Technical specifications
- Chassis: Carbon Fibre Monocoque
- Length: 4,714 mm (185.6 in)
- Width: 1,998 mm (78.7 in)
- Wheelbase: 2,900 mm (110 in)
- Engine: 6,162 cubic centimetres (376.0 cu in; 6.162 L) LS3
- Transmission: X-Trac P1152 6 Speed Sequential
- Power: 575 brake horsepower (583 PS; 429 kW) 663 newton-metres (489 lbf⋅ft)
- Weight: 900kg
- Fuel: Various
- Lubricants: Motul
- Brakes: Alcon Monoblock 6 pot caliper with 355mm vented discs
- Tyres: Michelin, Hankook, Dunlop

Competition history
- Debut: 2018 12 Hours of Silverstone
- First win: 2018 12 Hours of Silverstone
| Races | Wins | Titles |
| 33 | 20 | 3 |
- Drivers' Championships: 2019-2021 GT & Prototype Challenge LMP3

= Ginetta G58 =

The Ginetta G58 is a sports prototype developed by British car constructor Ginetta Cars. It is a development of its predecessors, the G57 P2, and the Ginetta-Juno P3-15, and can be built up from its predecessors. The car won on its race debut in 2018, at the Silverstone 12 Hours, the 4th race of the 2018 24H Proto Series.

== Development ==
The car is a further development of the Ginetta-Juno P3-15, and the Ginetta G57 P2, and has 30% more downforce compared to its predecessors, and a more powerful in house engine, replacing the Chevrolet LS3 6.2L V8, producing 575bhp. The car also has a top speed of 306km/h. Unlike its predecessors, it was not solely envisioned as a racecar, but also as a track-day car for enthusiasts and amateurs alike.

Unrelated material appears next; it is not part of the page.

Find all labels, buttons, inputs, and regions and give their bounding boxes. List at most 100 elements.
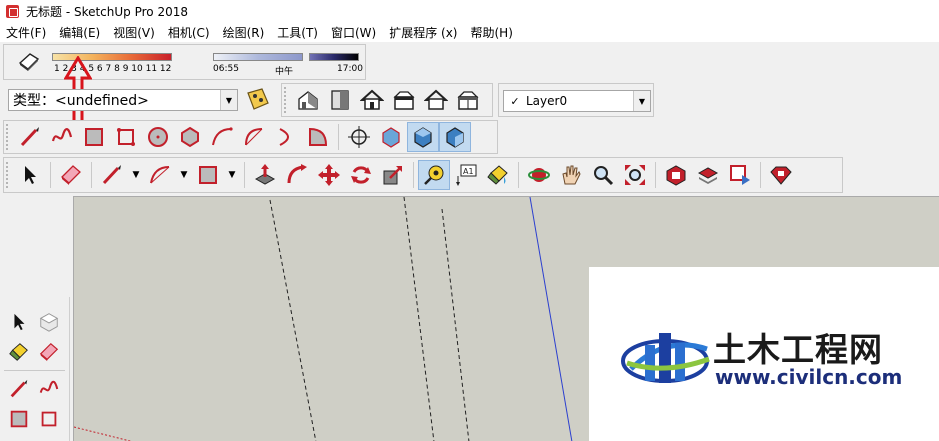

As such, it has features that were lacking on its predecessors, such as an enhanced cooling pack with air-conditioning, Anti-Lock Braking System (ABS) and a 2nd Passenger seat. The car was launched at Autosport International 2018, on 15 January 2018, alongside the G60-LT-P1 LMP1 Prototype.

== Competition history ==
The car had its competition debut at the inaugural 12 Hours of Silverstone, as part of the 24H Proto Series. The #4 car entered by the Simpson Motorsport team, and piloted by Ginetta factory drivers Mike Simpson and Charlie Robertson, as well as Steve Tandy and Bob Berridge scored both Pole Position and the Overall Win. The car will be eligible in the P2 class of the Creventic 24H Proto Series, as well as the V de V Endurance Series.